2. Pro Forma Adjustments
The unaudited pro forma condensed consolidated financial statements reflect the following adjustments:
(a)    Adjustment reflects cash proceeds of $425 million from the Transfer less tax payment of $85 million related to the gain on the Transfer and before any use of proceeds related to the Transfer.
(b)    Adjustment represents accrual of estimated direct transaction costs totaling $13 million.

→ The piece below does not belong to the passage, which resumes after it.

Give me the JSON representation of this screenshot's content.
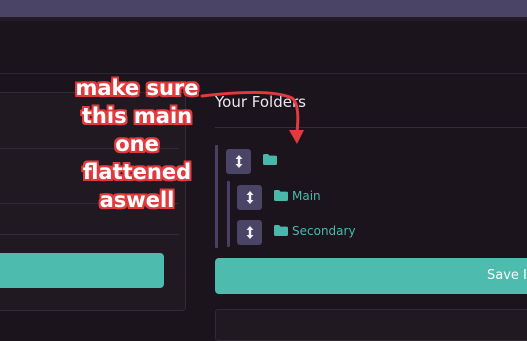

(c)    Adjustment represents the estimated utilization of $23 million of deferred tax assets as a result of the Transfer.
(d)    Adjustment reflects after tax gain as if the Transfer had occurred on December 31, 2023. The after-tax gain on disposal is calculated as follows: $425 million representing the net cash proceeds of the Transfer less (i) estimated direct transaction costs of $13 million and (ii) estimated income tax provision of $108 million. As of December 31, 2023, there were no material asset or liability balances related to the Business.
(e)    Adjustments reflect the elimination of revenue, costs of services, and operating expenses of the Business, including estimated IT infrastructure costs, enterprise application costs and certain corporate overhead expenses that are expected to be eliminated.
(f)    Adjustment reflects gain as if the Transfer had occurred on January 1, 2023. The gain on disposal is calculated as follows: $425 million representing the net cash proceeds less estimated direct transaction costs of $13 million. As of January 1, 2023, there were no material asset or liability balances related to the Business.
(g)    Adjustments represent the estimated income tax effect of the transaction accounting adjustments.